Mercoledì prossimo è in programma un’assemblea straordinaria del Comitato centrale del sindacato dei metalmeccanici. All’ordine del giorno “le risposte da dare all’accordo che è la più grave violazione delle libertà sindacali dal 1945”. In quella sede, assicura Cremaschi, la Fiom metterà in piedi una strategia di lotta anche in campo politico e giuridico. “Perché quell’intesa viola una serie di articoli della Costituzione a partire dal primo”.
Alla riunione del comitato si parlerà anche del referendum interno ai lavoratori dello stabilimento che sarà programmato dopo il 10 gennaio 2011. Una consultazione che ufficialmente la Fiom non riconosce anche se annuncia che organizzerà la tutela di quei lavoratori che intenderanno votare. “Più che un referendum è un plebiscito autoritario – conclude Cremaschi – La consultazione ha due obiettivi. Il primo sancisce la volontà dei lavoratori che, con la pistola puntata alla tempia, devono decidere di non avere più rappresentanze sindacali all’interno della fabbrica, il secondo è quello di fare fuori la Fiom che diventerà una sorta di organizzazione clandestina all’interno della Fiat”.

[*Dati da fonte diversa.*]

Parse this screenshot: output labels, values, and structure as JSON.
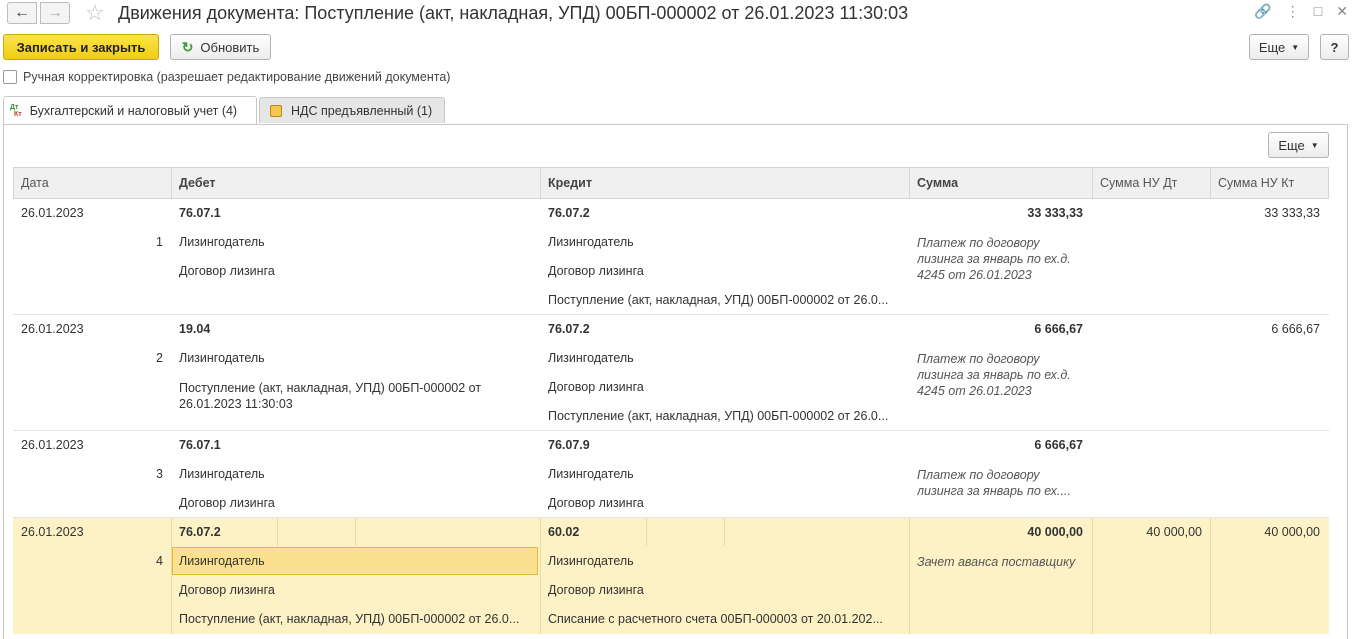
{
  "window": {
    "title": "Движения документа: Поступление (акт, накладная, УПД) 00БП-000002 от 26.01.2023 11:30:03",
    "back_icon": "arrow-left-icon",
    "forward_icon": "arrow-right-icon",
    "favorite_icon": "star-icon",
    "link_icon": "link-icon",
    "menu_icon": "more-vertical-icon",
    "maximize_icon": "maximize-icon",
    "close_icon": "close-icon"
  },
  "toolbar": {
    "save_close_label": "Записать и закрыть",
    "refresh_label": "Обновить",
    "more_label": "Еще",
    "help_label": "?"
  },
  "manual_correction": {
    "label": "Ручная корректировка (разрешает редактирование движений документа)",
    "checked": false
  },
  "tabs": [
    {
      "label": "Бухгалтерский и налоговый учет (4)",
      "icon": "dt-kt-icon",
      "active": true
    },
    {
      "label": "НДС предъявленный (1)",
      "icon": "vat-register-icon",
      "active": false
    }
  ],
  "panel": {
    "more_label": "Еще"
  },
  "table": {
    "columns": [
      "Дата",
      "Дебет",
      "Кредит",
      "Сумма",
      "Сумма НУ Дт",
      "Сумма НУ Кт"
    ],
    "rows": [
      {
        "date": "26.01.2023",
        "num": "1",
        "debit_account": "76.07.1",
        "debit_lines": [
          "Лизингодатель",
          "Договор лизинга"
        ],
        "credit_account": "76.07.2",
        "credit_lines": [
          "Лизингодатель",
          "Договор лизинга",
          "Поступление (акт, накладная, УПД) 00БП-000002 от 26.0..."
        ],
        "amount": "33 333,33",
        "comment": "Платеж по договору лизинга за январь по ех.д. 4245 от 26.01.2023",
        "amount_nu_dt": "",
        "amount_nu_kt": "33 333,33"
      },
      {
        "date": "26.01.2023",
        "num": "2",
        "debit_account": "19.04",
        "debit_lines": [
          "Лизингодатель",
          "Поступление (акт, накладная, УПД) 00БП-000002 от 26.01.2023 11:30:03"
        ],
        "credit_account": "76.07.2",
        "credit_lines": [
          "Лизингодатель",
          "Договор лизинга",
          "Поступление (акт, накладная, УПД) 00БП-000002 от 26.0..."
        ],
        "amount": "6 666,67",
        "comment": "Платеж по договору лизинга за январь по ех.д. 4245 от 26.01.2023",
        "amount_nu_dt": "",
        "amount_nu_kt": "6 666,67"
      },
      {
        "date": "26.01.2023",
        "num": "3",
        "debit_account": "76.07.1",
        "debit_lines": [
          "Лизингодатель",
          "Договор лизинга"
        ],
        "credit_account": "76.07.9",
        "credit_lines": [
          "Лизингодатель",
          "Договор лизинга"
        ],
        "amount": "6 666,67",
        "comment": "Платеж по договору лизинга за январь по ех....",
        "amount_nu_dt": "",
        "amount_nu_kt": ""
      },
      {
        "date": "26.01.2023",
        "num": "4",
        "debit_account": "76.07.2",
        "debit_lines": [
          "Лизингодатель",
          "Договор лизинга",
          "Поступление (акт, накладная, УПД) 00БП-000002 от 26.0..."
        ],
        "credit_account": "60.02",
        "credit_lines": [
          "Лизингодатель",
          "Договор лизинга",
          "Списание с расчетного счета 00БП-000003 от 20.01.202..."
        ],
        "amount": "40 000,00",
        "comment": "Зачет аванса поставщику",
        "amount_nu_dt": "40 000,00",
        "amount_nu_kt": "40 000,00"
      }
    ]
  }
}
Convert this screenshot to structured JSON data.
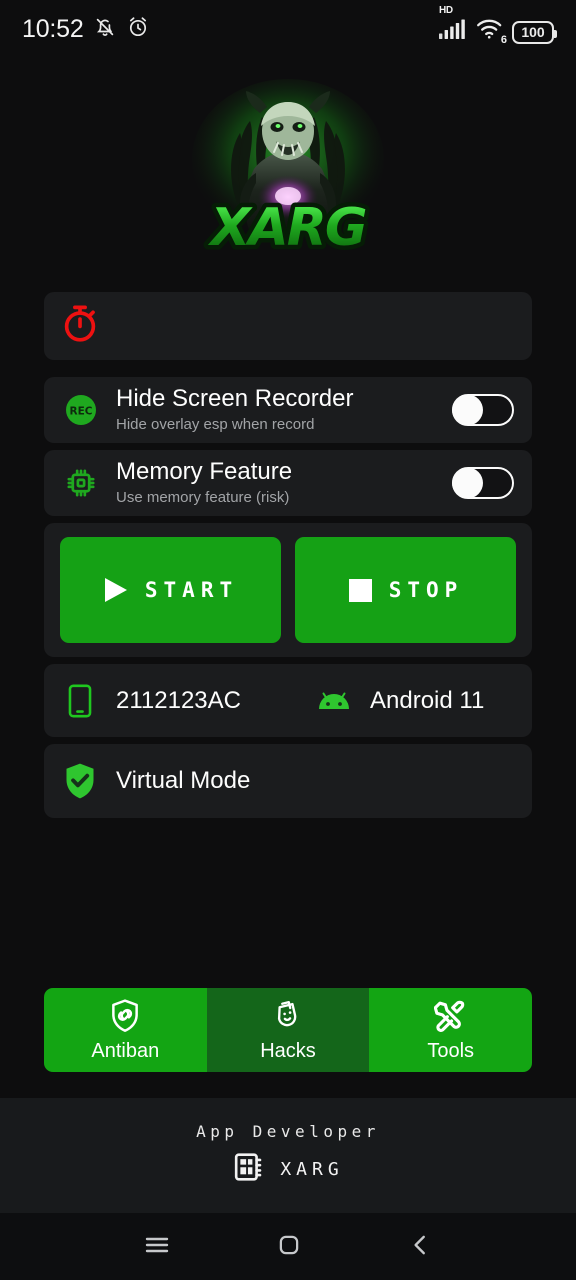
{
  "statusbar": {
    "time": "10:52",
    "icons_left": [
      "bell-muted-icon",
      "alarm-clock-icon"
    ],
    "network_tag": "HD",
    "wifi_generation": "6",
    "battery_percent": "100"
  },
  "logo": {
    "name": "XARG",
    "alt": "xarg-monster-logo",
    "glow_color": "#22e022"
  },
  "timer_card": {
    "icon": "stopwatch-icon",
    "icon_color": "#ee1111",
    "value": ""
  },
  "toggles": [
    {
      "icon": "rec-badge-icon",
      "icon_color": "#1fa81f",
      "title": "Hide Screen Recorder",
      "subtitle": "Hide overlay esp when record",
      "state": "off"
    },
    {
      "icon": "cpu-chip-icon",
      "icon_color": "#1fa81f",
      "title": "Memory Feature",
      "subtitle": "Use memory feature (risk)",
      "state": "off"
    }
  ],
  "actions": [
    {
      "label": "START",
      "icon": "play-icon",
      "color": "#15a115"
    },
    {
      "label": "STOP",
      "icon": "stop-square-icon",
      "color": "#15a115"
    }
  ],
  "device": {
    "model_icon": "smartphone-icon",
    "model": "2112123AC",
    "os_icon": "android-robot-icon",
    "os": "Android 11",
    "mode_icon": "shield-check-icon",
    "mode": "Virtual Mode"
  },
  "tabs": [
    {
      "label": "Antiban",
      "icon": "shield-link-icon",
      "color": "#13a513",
      "selected": false
    },
    {
      "label": "Hacks",
      "icon": "theater-masks-icon",
      "color": "#14661a",
      "selected": true
    },
    {
      "label": "Tools",
      "icon": "wrench-screwdriver-icon",
      "color": "#13a513",
      "selected": false
    }
  ],
  "footer": {
    "title": "App Developer",
    "icon": "chip-grid-icon",
    "developer": "XARG"
  },
  "navbar": [
    {
      "name": "recents-button",
      "icon": "hamburger-icon"
    },
    {
      "name": "home-button",
      "icon": "rounded-square-icon"
    },
    {
      "name": "back-button",
      "icon": "chevron-left-icon"
    }
  ]
}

Clandestina o meno, quello che in questi mesi la Fiom non è riuscita a fare è di contraddire l’assunto che le tutele dei lavoratori, così come formulate in Italia, sono un freno per il processi produttivi e industriali delle aziende. E forse è anche per questo che è rimasta sola a dire no all’accordo di Mirafiori. Un’analisi che Cremaschi rimanda al mittente: “La mia organizzazione sarà pur isolata nel Palazzo. Ma è il Palazzo e non la Fiom che non è in sintonia con il Paese. E le rivolte sociali di questo periodo non fanno che confermarlo”.